Was war geschehen? in wessen Händen befand sich die Unglückliche? Hatte man ihre Flucht und ihre Person entdeckt, oder wollte man sich bloß der seinen bemächtigen? Die Fragen durchkreuzten sein Gehirn, aber er mußte sich fassen, denn er fühlte, wie das boshafte, forschende Auge des Rivalen auf ihn lag und jede seiner Mienen beobachtete.

Der Kanadier saß jetzt aufrecht auf dem Boden, er starrte verwirrt umher und schien noch immer nicht recht begreifen zu können, was mit ihm vorgegangen sei. Erst als sein Auge auf den Kapitän traf, schien das Bewußtsein ihm wiederzukehren, und er öffnete den breiten Mund.

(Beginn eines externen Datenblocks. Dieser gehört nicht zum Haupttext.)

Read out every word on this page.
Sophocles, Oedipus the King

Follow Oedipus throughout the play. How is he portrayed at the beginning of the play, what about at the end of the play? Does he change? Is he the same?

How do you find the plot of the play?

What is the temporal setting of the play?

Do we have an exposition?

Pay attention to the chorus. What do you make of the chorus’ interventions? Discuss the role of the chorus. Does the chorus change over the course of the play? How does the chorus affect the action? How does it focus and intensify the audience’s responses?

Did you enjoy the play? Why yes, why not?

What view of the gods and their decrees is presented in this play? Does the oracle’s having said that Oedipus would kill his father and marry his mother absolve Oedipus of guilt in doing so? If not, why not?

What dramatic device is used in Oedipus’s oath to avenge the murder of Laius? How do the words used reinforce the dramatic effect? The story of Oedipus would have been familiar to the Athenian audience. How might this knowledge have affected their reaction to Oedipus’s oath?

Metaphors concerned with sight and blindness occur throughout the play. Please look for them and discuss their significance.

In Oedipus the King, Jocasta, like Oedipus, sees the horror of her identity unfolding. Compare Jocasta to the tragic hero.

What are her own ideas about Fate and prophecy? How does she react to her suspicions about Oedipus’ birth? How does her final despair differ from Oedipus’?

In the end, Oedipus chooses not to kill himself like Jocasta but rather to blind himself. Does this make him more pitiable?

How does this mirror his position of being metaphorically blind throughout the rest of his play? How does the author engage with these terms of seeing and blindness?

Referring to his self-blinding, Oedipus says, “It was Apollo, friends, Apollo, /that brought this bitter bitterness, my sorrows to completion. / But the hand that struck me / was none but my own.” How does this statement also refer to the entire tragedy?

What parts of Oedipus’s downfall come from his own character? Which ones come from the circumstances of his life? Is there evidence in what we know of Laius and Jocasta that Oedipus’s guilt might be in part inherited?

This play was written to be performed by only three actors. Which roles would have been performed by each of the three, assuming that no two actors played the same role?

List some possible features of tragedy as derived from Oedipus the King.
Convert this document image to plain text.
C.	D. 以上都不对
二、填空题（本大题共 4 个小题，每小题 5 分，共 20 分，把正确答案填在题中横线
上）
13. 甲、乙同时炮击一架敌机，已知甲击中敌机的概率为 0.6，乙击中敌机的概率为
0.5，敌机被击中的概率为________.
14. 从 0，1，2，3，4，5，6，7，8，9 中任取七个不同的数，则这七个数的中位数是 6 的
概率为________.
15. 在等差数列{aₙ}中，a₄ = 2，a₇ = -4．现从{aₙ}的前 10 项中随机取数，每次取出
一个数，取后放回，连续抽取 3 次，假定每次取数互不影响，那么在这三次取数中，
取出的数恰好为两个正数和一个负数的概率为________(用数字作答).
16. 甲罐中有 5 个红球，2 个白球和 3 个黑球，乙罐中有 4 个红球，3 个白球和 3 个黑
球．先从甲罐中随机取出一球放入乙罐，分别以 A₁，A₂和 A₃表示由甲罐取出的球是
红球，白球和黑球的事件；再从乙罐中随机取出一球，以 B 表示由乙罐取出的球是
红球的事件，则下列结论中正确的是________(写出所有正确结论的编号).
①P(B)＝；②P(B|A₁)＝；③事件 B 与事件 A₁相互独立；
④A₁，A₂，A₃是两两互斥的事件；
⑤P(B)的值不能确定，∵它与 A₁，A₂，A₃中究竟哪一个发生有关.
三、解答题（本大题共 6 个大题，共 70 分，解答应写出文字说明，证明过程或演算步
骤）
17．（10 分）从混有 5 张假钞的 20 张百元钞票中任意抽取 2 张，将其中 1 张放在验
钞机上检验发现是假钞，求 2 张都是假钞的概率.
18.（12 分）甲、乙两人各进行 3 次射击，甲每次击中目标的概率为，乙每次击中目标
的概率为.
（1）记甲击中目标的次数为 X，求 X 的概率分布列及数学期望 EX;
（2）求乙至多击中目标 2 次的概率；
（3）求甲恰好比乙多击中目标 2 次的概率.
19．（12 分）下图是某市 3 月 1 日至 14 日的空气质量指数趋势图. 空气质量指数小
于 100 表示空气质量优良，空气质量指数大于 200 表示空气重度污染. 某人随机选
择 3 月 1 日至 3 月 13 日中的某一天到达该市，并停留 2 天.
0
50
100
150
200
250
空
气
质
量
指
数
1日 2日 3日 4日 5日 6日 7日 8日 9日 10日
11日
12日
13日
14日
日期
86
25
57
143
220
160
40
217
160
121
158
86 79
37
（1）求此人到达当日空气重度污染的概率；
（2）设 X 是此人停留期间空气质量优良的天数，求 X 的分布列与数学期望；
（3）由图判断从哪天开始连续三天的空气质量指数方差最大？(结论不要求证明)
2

Der junge Offizier legte den Finger an seine Lippen, zum Zeichen des Schweigens. Dann wandte er sich zu dem Sergeanten der Wache.

»Ich bin bereit. Ihnen zu folgen, obschon nur ein Irrtum und voreiliger Eifer meine Verhaftung veranlaßt haben kann. Aber gestatten Sie mir wenigstens, Kamerad, mit meinem Diener hier einige Worte ohne Zeugen wechseln und für ihn sorgen zu dürfen; Sie sehen, er ist krank und kaum aus einer Ohnmacht erwacht!«

» Sapristi! ein Bursche wie der und eine Ohnmacht! Nichts da, Herr! ich darf Ihnen keine Silbe weiter gestatten! Wenn der Mann krank, ist unser Doktor die beste Hand, in die er fallen kann! Vorwärts, Herr, augenblicklich, oder ich muß Gewalt brauchen. Wenn Sie Soldat sind, müssen Sie wissen, daß ich meiner Ordre zu folgen habe, überdies ist der lange Schlingel selbst in Verhaft, bis er sich legitimiert, warum er sich gegen das Verbot hier im Garten umhertreibt!«

Der Kapitän trat von dem Kanadier zurück, dem er sich genähert, sein Auge begegnete nochmals dem feindseligen, forschenden Blick, den der Spanier auf ihn gerichtet hielt und die Frage, die er auf alle Gefahr hin an seinen Vertrauten richten wollte, erstarb auf seinen Lippen.

Er fühlte, daß er, was auch geschehen war oder was noch geschehen mochte, nicht die geringste Indiskretion begehen durfte.

»Vorwärts denn! damit die Sache ein Ende hat. Nach unserer Wohnung, Felsenherz, und erwarten Sie mich, sobald man es Ihnen gestattet!«

Er wiederholte rasch das Zeichen des Schweigens und folgte der Wache, die ihn umgab; der Doktor, der Jesuit und zwei Soldaten blieben bei dem Waldgänger zurück, der noch immer stumm und erstaunt um sich sah.